Discussion Overview
The discussion revolves around the decomposition of random variables into dependent and independent components, specifically exploring whether it is possible to express a dependent random variable Y in terms of another random variable X and an independent random variable W. The scope includes theoretical considerations and mathematical reasoning regarding joint distributions and conditional probabilities.
Discussion Character
- Exploratory
- Technical explanation
- Mathematical reasoning
- Debate/contested
Main Points Raised
- Some participants propose that it is possible to find a random variable W independent of X such that Y can be expressed as Y = f(X, W) for some function f, given certain conditions on the distributions.
- One participant provides a proof involving the cumulative distribution function of Y conditional on X, suggesting that under continuity conditions, a uniform random variable U can be used to express Y in terms of X and U.
- Another participant questions the interpretation of the equality in the expression Y = f(X, W), arguing that while it is possible to find W and f such that they match distributions, achieving "almost surely equal" outcomes is generally not feasible without dependence on X.
- A further contribution outlines a method for the discrete case, defining W based on the conditional probabilities of Y given X, and demonstrating that this construction aligns with the distribution of Y.

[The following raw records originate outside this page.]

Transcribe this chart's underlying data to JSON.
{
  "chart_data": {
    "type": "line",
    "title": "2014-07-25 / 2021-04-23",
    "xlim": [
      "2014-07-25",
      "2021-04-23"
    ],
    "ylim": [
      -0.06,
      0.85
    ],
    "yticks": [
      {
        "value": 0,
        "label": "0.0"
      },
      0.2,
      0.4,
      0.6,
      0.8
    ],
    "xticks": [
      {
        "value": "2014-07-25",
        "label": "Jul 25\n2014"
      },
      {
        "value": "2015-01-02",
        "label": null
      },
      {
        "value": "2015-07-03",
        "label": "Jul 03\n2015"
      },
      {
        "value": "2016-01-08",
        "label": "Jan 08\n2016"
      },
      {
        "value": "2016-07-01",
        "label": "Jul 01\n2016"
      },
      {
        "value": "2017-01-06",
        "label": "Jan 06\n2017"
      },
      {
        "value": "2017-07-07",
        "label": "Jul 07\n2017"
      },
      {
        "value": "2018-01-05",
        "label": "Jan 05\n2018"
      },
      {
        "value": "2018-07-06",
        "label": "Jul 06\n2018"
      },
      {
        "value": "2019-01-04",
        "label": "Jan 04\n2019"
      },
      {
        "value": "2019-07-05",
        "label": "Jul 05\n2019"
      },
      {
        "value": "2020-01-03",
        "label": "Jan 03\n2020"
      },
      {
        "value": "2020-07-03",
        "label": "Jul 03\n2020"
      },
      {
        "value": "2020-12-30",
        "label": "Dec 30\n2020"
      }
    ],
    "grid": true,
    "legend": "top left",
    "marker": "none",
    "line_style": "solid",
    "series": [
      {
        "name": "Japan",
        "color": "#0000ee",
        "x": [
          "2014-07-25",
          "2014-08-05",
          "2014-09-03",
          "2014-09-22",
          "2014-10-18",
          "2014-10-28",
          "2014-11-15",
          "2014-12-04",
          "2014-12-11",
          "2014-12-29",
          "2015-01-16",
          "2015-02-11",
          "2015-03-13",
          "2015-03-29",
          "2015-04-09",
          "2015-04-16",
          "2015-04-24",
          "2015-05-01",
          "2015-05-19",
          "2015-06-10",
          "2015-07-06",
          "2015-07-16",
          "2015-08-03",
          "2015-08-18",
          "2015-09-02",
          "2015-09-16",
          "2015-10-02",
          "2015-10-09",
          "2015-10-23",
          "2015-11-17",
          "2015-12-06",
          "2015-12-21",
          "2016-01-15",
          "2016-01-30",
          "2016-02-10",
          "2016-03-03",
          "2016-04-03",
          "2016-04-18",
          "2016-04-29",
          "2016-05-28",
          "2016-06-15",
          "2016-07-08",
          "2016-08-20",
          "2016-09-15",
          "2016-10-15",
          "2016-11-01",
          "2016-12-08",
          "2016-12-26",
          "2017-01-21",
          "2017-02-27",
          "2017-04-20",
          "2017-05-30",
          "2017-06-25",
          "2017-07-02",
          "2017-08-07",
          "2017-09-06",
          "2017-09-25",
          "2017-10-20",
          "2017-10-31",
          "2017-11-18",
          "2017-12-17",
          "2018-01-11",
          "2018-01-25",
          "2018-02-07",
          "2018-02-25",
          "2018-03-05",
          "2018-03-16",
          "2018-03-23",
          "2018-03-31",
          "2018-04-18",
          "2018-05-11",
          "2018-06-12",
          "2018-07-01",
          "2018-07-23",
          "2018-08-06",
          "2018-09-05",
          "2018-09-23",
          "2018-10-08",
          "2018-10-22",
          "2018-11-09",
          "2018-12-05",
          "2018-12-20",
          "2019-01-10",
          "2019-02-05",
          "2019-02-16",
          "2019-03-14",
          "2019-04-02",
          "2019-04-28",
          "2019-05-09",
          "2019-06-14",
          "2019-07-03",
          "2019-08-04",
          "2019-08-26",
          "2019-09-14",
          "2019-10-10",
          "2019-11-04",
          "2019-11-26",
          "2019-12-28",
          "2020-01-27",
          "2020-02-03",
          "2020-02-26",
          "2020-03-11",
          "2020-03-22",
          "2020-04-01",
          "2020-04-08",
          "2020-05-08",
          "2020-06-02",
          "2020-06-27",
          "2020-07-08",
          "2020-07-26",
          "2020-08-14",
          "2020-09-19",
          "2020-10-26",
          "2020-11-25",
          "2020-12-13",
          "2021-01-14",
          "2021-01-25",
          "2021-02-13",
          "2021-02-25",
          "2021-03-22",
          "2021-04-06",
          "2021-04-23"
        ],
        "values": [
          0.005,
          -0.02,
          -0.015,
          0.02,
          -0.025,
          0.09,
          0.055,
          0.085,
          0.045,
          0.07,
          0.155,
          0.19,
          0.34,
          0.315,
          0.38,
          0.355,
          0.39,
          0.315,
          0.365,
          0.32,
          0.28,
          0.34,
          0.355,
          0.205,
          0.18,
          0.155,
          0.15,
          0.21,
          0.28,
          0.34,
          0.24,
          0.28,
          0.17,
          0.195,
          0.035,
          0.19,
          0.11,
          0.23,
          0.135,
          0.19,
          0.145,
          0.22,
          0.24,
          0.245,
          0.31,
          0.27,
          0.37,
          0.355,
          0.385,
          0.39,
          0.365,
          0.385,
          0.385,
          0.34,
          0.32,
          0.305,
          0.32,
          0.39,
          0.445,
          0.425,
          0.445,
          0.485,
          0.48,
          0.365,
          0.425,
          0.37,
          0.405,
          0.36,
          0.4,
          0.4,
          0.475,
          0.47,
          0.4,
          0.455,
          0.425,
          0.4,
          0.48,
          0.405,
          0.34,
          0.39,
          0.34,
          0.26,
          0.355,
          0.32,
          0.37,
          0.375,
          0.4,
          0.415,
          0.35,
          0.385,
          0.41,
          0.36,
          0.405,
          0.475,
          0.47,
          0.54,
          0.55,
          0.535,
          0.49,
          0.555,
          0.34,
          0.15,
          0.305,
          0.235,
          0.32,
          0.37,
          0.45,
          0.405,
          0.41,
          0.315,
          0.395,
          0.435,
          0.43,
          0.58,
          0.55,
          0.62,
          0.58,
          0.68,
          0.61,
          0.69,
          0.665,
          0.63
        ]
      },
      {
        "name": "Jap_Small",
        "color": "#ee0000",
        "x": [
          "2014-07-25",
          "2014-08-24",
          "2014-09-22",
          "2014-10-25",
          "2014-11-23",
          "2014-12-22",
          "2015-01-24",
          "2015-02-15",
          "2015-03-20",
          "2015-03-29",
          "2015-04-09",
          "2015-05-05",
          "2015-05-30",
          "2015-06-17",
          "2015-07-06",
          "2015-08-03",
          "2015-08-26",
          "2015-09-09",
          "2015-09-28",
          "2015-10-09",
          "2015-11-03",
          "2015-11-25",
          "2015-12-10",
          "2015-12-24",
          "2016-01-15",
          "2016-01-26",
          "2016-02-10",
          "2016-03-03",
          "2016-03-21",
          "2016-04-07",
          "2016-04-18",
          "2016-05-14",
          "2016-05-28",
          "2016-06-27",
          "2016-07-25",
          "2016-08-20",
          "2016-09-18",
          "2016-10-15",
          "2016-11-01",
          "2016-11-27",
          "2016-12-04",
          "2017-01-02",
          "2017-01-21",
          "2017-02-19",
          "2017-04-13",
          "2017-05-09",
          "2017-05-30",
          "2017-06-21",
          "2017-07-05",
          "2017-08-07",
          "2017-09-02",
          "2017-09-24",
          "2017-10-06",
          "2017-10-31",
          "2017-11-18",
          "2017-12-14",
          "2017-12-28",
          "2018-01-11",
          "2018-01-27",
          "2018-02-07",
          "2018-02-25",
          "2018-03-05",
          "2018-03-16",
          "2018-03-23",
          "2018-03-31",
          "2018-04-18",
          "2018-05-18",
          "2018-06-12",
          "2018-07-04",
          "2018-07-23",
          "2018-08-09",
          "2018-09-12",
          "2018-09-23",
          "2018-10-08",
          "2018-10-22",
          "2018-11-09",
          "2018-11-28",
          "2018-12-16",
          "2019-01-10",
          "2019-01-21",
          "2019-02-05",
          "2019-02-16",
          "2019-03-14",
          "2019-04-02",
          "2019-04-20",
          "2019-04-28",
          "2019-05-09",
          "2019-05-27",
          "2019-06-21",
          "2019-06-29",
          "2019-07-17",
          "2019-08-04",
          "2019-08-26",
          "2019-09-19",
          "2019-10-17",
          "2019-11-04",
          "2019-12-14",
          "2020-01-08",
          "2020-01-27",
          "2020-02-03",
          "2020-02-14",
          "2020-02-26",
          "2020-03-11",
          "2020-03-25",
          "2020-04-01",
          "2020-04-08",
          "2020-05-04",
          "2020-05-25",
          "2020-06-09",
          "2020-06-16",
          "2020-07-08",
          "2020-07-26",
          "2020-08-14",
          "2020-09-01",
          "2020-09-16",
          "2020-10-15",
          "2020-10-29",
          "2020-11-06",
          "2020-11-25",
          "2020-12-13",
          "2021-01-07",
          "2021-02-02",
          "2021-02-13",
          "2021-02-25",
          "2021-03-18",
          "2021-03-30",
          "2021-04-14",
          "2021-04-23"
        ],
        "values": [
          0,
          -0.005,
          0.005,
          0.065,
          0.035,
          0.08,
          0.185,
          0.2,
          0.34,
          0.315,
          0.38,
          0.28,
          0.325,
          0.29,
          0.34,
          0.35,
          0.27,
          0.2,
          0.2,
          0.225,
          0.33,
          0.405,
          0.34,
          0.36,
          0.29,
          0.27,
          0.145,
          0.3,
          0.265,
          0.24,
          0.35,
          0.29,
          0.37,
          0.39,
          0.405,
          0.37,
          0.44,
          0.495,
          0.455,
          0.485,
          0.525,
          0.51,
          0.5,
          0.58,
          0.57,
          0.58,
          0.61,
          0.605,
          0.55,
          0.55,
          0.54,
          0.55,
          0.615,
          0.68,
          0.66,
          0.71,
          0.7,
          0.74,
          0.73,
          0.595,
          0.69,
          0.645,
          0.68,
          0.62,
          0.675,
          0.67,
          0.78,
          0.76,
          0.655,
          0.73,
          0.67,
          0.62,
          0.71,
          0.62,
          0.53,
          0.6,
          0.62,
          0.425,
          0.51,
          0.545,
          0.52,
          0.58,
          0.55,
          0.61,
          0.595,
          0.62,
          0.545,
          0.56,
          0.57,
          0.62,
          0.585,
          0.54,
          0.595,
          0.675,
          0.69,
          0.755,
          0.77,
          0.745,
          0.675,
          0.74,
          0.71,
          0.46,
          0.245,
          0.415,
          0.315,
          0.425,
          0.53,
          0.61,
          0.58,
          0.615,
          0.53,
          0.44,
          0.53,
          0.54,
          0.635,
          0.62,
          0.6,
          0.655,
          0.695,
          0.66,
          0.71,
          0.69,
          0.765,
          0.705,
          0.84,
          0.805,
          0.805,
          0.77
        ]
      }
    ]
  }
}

Areas of Agreement / Disagreement
Participants express differing views on the feasibility of achieving "almost surely equal" outcomes with independent random variables, indicating a lack of consensus on this aspect of the discussion. While some agree on the possibility of matching distributions, the conditions under which this can be done remain contested.
Contextual Notes
Limitations include assumptions about the continuity of the cumulative distribution function and the definitions of independence and equality in the context of random variables. The discussion does not resolve these complexities.